How Exercise and Self-Care Help You Stay Sober

By The Fix staff 09/30/19

Taking care of your body can help you keep cravings under control.

man and woman smiling and jogging
© Andor Bujdoso |

It’s no secret that regular exercise does the body good. Moving around can help you maintain a healthy weight, improve cardiovascular health and build muscle. But if you’re in recovery, hitting the gym is about much more than just maintaining a rocking body. In fact, exercise is an important part of living a healthy life after treatment.

Exercise has important benefits for mental health, and can be a crucial tool for maintaining longterm sobriety. Whether you are on a medication-assisted treatment program, in SMART recovery or working the 12-steps, exercise (and other self care) can be integrated into your recovery program to help you heal. 

“Many patients with various substance use disorders have found that exercise helps to distract them from cravings,” Dr. Claire Twark wrote for Harvard Health blog. “Workouts add structure to the day. They help with forming positive social connections, and help treat depression and anxiety in combination with other therapies.”

Whether you are new to recovery or have been sober for years, integrating exercise into your routine can have great benefits for your physical and mental health. Here’s what you should know about exercise as a tool for recovery, and how you can get started today.

The Mental Health Benefits of Exercise

Most of us work out for the mental health benefits. However, exercise is great not only for the body, but for the mind as well. 

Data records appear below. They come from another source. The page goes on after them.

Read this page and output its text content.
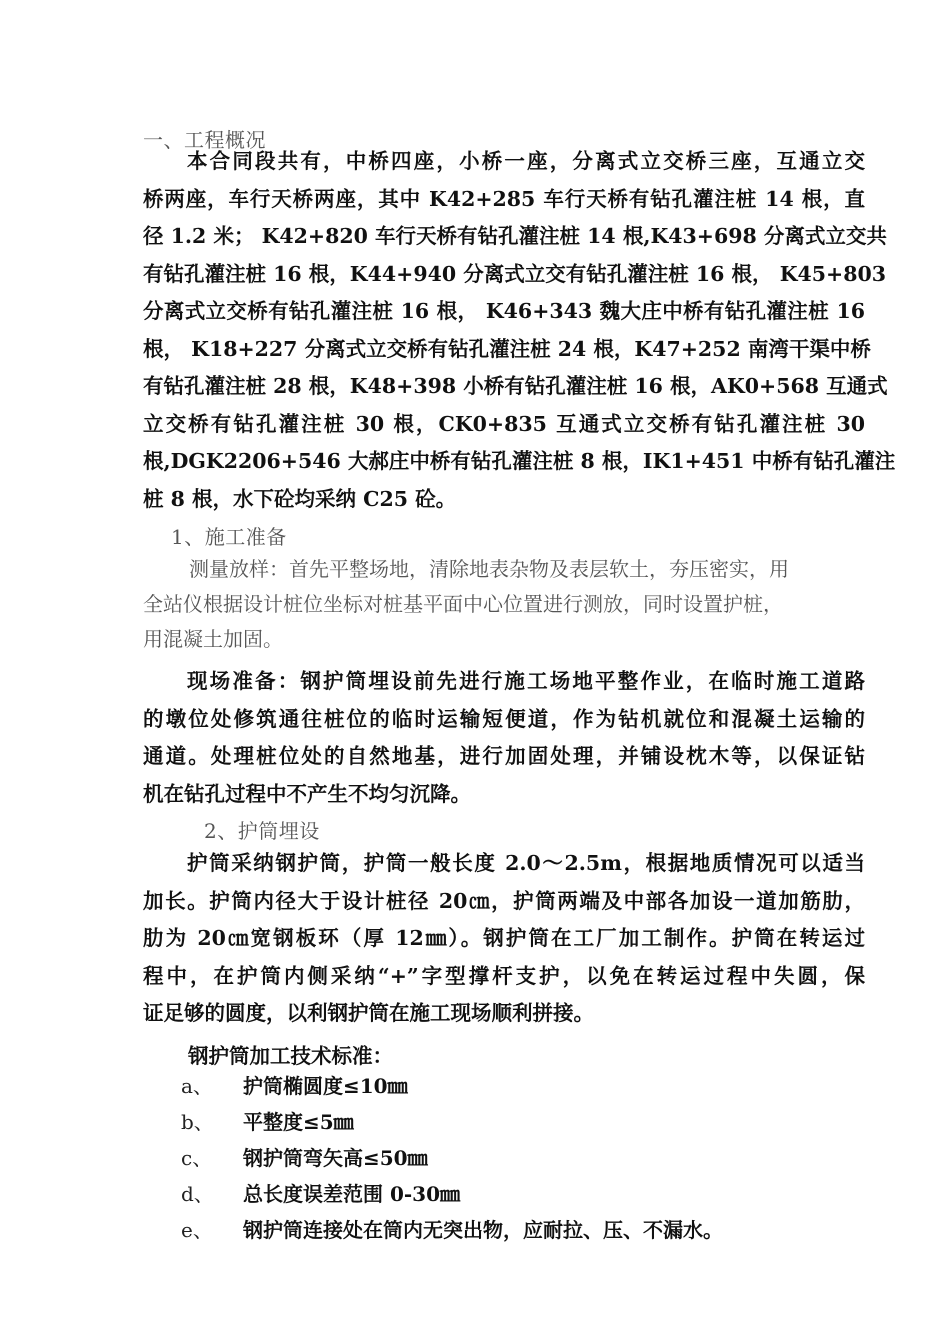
一、工程概况
本合同段共有，中桥四座，小桥一座，分离式立交桥三座，互通立交
桥两座，车行天桥两座，其中 K42+285 车行天桥有钻孔灌注桩 14 根，直
径 1.2 米； K42+820 车行天桥有钻孔灌注桩 14 根,K43+698 分离式立交共
有钻孔灌注桩 16 根，K44+940 分离式立交有钻孔灌注桩 16 根， K45+803
分离式立交桥有钻孔灌注桩 16 根， K46+343 魏大庄中桥有钻孔灌注桩 16
根， K18+227 分离式立交桥有钻孔灌注桩 24 根，K47+252 南湾干渠中桥
有钻孔灌注桩 28 根，K48+398 小桥有钻孔灌注桩 16 根，AK0+568 互通式
立交桥有钻孔灌注桩 30 根，CK0+835 互通式立交桥有钻孔灌注桩 30
根,DGK2206+546 大郝庄中桥有钻孔灌注桩 8 根，IK1+451 中桥有钻孔灌注
桩 8 根，水下砼均采纳 C25 砼。
1、施工准备
测量放样：首先平整场地，清除地表杂物及表层软土，夯压密实，用
全站仪根据设计桩位坐标对桩基平面中心位置进行测放，同时设置护桩，
用混凝土加固。
现场准备：钢护筒埋设前先进行施工场地平整作业，在临时施工道路
的墩位处修筑通往桩位的临时运输短便道，作为钻机就位和混凝土运输的
通道。处理桩位处的自然地基，进行加固处理，并铺设枕木等，以保证钻
机在钻孔过程中不产生不均匀沉降。
2、护筒埋设
护筒采纳钢护筒，护筒一般长度 2.0～2.5m，根据地质情况可以适当
加长。护筒内径大于设计桩径 20㎝，护筒两端及中部各加设一道加筋肋，
肋为 20㎝宽钢板环（厚 12㎜）。钢护筒在工厂加工制作。护筒在转运过
程中，在护筒内侧采纳“+”字型撑杆支护，以免在转运过程中失圆，保
证足够的圆度，以利钢护筒在施工现场顺利拼接。
钢护筒加工技术标准：
a、 护筒椭圆度≤10㎜
b、 平整度≤5㎜
c、 钢护筒弯矢高≤50㎜
d、 总长度误差范围 0-30㎜
e、 钢护筒连接处在筒内无突出物，应耐拉、压、不漏水。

“Exercise improves mental health by reducing anxiety, depression, and negative mood and by improving self-esteem and cognitive function,” the authors of one scientific review wrote. 

There are many reasons this is true. Exercise increases the blood flow to your brain. This affects your pituitary gland and helps to regulate your response to stress. Since stress is a major risk factor for relapse, this can help keep you sober.

In addition, when you exercise, your body releases endorphins including dopamine, norepinephrine, and serotonin. These chemicals, the same ones that are released when you use substances, are the cause of the so-called “runner’s high.” Getting an endorphin flood through exercise is a much healthier way to tap into the brain’s pleasure systems. 

Social Benefits of Exercise

Exercise isn’t just about benefitting your body and brain. It also has social benefits that you probably haven’t thought about much before. Consider this: most exercise takes place outside the home, so you’re either going to a gym or fitness club, or getting outside into nature (which has its own host of health benefits). Just getting into public and engaging in these spaces can help you get out of your own head. 

Of course, group and club sports have the additional benefit of connecting you more closely to your community. Many fitness clubs across the country focus on serving people who are in recovery. These places recognize that bonding over fitness is a great way to build a supportive recovery community that is centered on healthy habits. Joining a recreational team, a boxing gym or a recovery-focused cross-fit organization can help you connect with other people who are living a sober life in recovery. 

It’s OK to Start Small

Starting a fitness routine can be intimidating, but it doesn’t have to be. Jumping into a routine that you find overwhelming is setting yourself up for failure. Because of this, it’s important to remember that you can get the benefits of exercise from even low-key, easy-to-maintain routines. There are a lot of benefits to starting small.

Consider this: one study found that people with mental illness benefitted from 30 minutes of moderate exercise three days a week. Even better, the benefits were the same even when the 30 minutes of exercise was broken up over the course of the day. For example, going for a ten minute walk before and after work and on your lunch break can benefit your mental health, without taking much extra time from your day.

Connect With an Exercise You Love

Today, there are a million ways to exercise. You can keep it simple, by going for a walk around your neighborhood or office. If you prefer a more intense exercise regiment you can access training and teams in everything from weight lifting to roller derby. If you prefer solitude and quiet, swimming laps might be more your style. 

Any type of exercise can deliver mental health benefits and help fortify your recovery. The most important thing is to choose a type of exercise that you enjoy. This will make it easier to exercise consistently, which is the most important factor for people trying to reap mental health benefits from exercise.